I dispositivi collegati a internet all'interno delle abitazioni sono infatti 93 milioni e 200 mila, a fronte dei poco meno di 74 milioni del 2017.
Tra questi, al primo posto ci sono 48 milioni di smartphone, aumentati di oltre sei milioni negli ultimi cinque anni, seguiti dalle televisioni (circa 43 milioni).
E’ importante segnalare che dei 43 milioni di apparecchi, 16 milioni e 700 mila sono smart tv o dispositivi esterni connessi, un numero che ha visto un boom del 210,9% rispetto al 2017, il che conferma il cambiamento anche culturale nell’approccio ai contenuti, sempre più slegato dalla fruizione di tipo “generalista” e sempre più “on demand”.
Anche i pc collegati e i tablet hanno registrato un incremento: +7,6% dal 2017 a oggi i primi e +4,4% i secondi. Questo aumento deve sicuramente la sua accelerazione al passaggio al digitale terrestre di seconda generazione da una parte e agli avanzamenti in tema di banda larga dall’altra.
Su quest’ultimo tema pero come è noto la situazione sul territorio nazionale è largamente disomogenea: oggi 14 milioni e 700 mila famiglie, il 61,7% del totale, vivono in zone che sono coperte dalla banda larga (cinque anni fa erano 13 milioni e 200 mila), mentre restano esclusi dalla copertura nove milioni di nuclei familiari (il 38,3% del totale), residenti perlopiù nelle regioni del Sud e delle Isole. Insieme a loro, ad essere penalizzati vi sono gli abitanti dei centri minori.

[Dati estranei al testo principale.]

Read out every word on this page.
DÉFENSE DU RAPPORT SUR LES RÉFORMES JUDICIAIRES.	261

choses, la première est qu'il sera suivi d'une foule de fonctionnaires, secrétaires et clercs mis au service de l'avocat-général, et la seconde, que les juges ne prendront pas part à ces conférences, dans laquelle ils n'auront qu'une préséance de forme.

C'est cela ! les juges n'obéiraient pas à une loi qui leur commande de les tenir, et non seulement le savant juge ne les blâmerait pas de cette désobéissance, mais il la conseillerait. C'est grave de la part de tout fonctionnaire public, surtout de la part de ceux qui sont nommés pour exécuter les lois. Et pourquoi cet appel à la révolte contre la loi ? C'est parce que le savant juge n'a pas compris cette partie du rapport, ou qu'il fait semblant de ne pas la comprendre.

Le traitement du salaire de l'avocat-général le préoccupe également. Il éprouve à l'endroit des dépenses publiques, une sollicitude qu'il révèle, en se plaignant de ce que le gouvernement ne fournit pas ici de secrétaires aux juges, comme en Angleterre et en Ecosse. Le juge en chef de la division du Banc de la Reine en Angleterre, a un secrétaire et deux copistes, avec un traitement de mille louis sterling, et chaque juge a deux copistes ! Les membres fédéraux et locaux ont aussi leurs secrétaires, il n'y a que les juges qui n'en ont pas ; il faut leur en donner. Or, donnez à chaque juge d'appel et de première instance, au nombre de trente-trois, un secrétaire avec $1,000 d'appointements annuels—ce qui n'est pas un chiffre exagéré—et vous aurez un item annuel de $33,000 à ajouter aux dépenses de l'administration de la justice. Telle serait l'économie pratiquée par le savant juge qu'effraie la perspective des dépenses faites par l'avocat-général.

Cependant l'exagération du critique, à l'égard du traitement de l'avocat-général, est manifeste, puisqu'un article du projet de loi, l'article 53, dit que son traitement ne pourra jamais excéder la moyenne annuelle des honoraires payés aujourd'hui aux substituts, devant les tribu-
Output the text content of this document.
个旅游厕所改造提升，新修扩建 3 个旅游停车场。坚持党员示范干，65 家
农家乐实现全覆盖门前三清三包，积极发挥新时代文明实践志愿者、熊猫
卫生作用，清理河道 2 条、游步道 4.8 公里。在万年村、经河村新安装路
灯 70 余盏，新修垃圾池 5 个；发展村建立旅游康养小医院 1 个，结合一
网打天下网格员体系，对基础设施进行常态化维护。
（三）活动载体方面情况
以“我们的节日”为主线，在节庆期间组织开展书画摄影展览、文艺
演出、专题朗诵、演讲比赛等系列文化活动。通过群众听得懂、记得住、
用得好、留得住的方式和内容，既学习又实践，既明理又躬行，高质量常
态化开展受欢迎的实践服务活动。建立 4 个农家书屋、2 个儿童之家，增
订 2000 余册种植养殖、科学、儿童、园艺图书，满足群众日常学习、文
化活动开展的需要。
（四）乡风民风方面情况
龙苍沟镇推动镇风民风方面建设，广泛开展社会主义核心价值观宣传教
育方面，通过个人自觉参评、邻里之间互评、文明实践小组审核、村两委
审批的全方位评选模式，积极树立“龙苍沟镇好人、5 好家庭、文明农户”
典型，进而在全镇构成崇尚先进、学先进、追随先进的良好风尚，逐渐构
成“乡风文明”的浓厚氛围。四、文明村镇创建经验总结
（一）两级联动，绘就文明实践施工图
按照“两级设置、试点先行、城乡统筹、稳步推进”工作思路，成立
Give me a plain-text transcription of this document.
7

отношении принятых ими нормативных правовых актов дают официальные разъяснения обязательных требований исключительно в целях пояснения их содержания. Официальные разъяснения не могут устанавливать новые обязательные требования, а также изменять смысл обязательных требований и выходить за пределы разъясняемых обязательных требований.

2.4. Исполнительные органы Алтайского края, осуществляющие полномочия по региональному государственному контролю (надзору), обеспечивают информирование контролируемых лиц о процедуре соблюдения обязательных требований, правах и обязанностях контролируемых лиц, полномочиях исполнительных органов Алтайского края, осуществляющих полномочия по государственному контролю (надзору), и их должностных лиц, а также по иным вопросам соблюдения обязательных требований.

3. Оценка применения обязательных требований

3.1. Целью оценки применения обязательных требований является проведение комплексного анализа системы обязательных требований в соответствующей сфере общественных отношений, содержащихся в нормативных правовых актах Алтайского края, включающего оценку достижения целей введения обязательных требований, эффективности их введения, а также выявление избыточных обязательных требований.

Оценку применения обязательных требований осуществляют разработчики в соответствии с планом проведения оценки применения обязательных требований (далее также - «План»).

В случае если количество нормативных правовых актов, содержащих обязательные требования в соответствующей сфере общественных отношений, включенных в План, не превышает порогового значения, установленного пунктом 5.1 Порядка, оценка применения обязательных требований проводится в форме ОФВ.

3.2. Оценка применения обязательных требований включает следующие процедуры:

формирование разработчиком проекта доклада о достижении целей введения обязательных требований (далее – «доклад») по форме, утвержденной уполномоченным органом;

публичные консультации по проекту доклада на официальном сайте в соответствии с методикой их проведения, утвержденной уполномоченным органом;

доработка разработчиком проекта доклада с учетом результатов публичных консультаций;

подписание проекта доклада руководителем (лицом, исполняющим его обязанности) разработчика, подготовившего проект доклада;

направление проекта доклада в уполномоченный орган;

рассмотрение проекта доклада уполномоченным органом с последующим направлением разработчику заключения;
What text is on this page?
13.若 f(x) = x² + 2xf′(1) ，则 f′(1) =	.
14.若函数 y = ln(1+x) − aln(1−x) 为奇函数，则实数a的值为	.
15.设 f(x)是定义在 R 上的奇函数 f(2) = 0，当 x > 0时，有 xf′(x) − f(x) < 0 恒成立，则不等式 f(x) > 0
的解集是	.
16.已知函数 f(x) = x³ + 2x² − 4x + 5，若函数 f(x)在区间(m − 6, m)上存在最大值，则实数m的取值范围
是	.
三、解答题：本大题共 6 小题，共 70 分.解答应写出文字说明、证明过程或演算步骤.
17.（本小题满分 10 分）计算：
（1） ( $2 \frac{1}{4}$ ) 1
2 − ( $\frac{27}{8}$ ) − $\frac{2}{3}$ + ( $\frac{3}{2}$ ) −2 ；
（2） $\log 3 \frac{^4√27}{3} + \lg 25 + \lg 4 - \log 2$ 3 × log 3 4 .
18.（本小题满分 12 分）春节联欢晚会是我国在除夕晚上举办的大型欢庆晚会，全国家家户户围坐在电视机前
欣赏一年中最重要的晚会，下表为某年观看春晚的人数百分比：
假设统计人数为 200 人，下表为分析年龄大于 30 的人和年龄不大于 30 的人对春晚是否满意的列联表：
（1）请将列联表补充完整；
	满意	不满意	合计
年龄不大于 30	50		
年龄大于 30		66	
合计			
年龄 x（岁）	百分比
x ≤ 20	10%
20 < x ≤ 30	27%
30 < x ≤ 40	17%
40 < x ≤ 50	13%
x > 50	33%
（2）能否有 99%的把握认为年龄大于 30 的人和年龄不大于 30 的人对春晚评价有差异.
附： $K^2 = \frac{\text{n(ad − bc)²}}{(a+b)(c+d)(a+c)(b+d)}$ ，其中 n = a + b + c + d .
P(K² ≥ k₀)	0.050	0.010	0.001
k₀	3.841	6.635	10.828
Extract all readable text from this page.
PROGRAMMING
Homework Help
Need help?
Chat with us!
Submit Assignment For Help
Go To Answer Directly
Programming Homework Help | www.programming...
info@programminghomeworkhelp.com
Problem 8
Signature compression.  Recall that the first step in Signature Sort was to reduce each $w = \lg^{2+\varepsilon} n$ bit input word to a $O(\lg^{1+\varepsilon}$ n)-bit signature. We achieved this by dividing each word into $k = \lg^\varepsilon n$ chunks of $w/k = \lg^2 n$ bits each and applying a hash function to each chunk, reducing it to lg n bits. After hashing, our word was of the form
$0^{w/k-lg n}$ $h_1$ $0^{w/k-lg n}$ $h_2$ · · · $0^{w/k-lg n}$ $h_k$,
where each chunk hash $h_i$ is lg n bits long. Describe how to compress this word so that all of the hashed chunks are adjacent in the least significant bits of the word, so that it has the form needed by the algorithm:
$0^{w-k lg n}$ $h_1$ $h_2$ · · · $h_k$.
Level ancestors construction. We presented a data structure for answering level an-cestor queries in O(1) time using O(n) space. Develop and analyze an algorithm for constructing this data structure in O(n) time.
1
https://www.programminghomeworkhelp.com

Anche qui i dati sono chiari: il 53,1% delle famiglie residenti nei piccoli comuni ha accesso alla banda larga contro il 73,4% di quelle che vivono nei centri maggiori.
A queste esclusioni di tipo geografico vanno inoltre aggiunte quelle di tipo anagrafico (o di coloro che possiedono un basso livello di istruzione), che vedono non connessi ad internet due milioni e 300 mila nuclei famigliari, composti per la quasi totalità da over 65.
Quanto sopra rende plasticamente evidente, ancora una volta, quanto i fondi messi a disposizione dal PNRR rappresentino una occasione unica e imperdibile per dotare entro il 2026 tutta l’Italia di reti ad altissima velocità, fisse e mobili.
Colmare il gap che ancora condanna quasi il 40% del territorio nazionale ad uno stato di arretratezza digitale (e non) non è più sostenibile né tollerabile.
Sfortunatamente però questa opportunità sembra non essere stata colta appieno, prova ne sono i problemi riscontrati fin dalla emanazione dei primi bandi riguardanti le operazioni meno appetibili dal punto di vista commerciale, che sono andati in prima battuta deserti.
Se a questo si aggiunge la confusione riguardante la modalità con cui il Governo vorrà procedere per la definizione di una (?) rete unica, e dunque anche riguardo alle scelte che determineranno la sopravvivenza o al contrario la fine di Tim, le condizioni ci sono tutte per affermare che manca la reale consapevolezza di quanto questo appuntamento con la storia rischi di essere mancato.
Da una parte abbiamo vite che sono ormai interconnesse, tanto da veder coniato il termine “onlife”, a indicare l’imprescindibilità nell’utilizzo di tecnologie che ci “connettono” al resto del mondo, dall’altra, una discussione completamente schizofrenica, tutta avvitata sulla “necessità” di separare la rete dai servizi che vi transitano sopra.
Un altro recente rapporto di Anitec-Assinform intitolato "Il digitale in Italia 2022", stima che nell'anno appena iniziato il mercato digitale italiano dovrebbe raggiungere un ammontare complessivo di 79,13 miliardi di euro (più 3% rispetto al 2022). Mentre per i successivi anni si ipotizza un incremento addirittura più sostenuto, ovvero più 4,8% nel 2024 e più 5,3% nel 2025, anno in cui questo settore dovrebbe, secondo le previsioni, superare gli 87 miliardi di euro.
Guardando ai singoli comparti, sono i servizi Ict a fare un balzo in avanti (più 7,2%), spinti soprattutto dal mercato cloud (più 25,5%), e da contenuti e pubblicità digitale (più 7,1%).
Mentre nel periodo 2023-2025 tutti i comparti sono previsti in crescita, l’unica eccezione è rappresentata dai servizi di rete.
Noi continuiamo a ribadire che il cavo, di per sé è inerte.
Ragionare per compartimenti stagni, separando dove servirebbe integrazione, è anacronistico e antistorico.
Manca un progetto. Manca la visione di ciò che deve essere la reale architettura infrastrutturale del paese, su cui si possano solidamente poggiare le basi per realizzare e consolidare la transizione digitale.
E poi manca del tutto un’idea di politica industriale in grado di rilanciare, invece che affossare (questa volta per sempre), l’incumbent nazionale, e con esso migliaia di lavoratrici e lavoratori.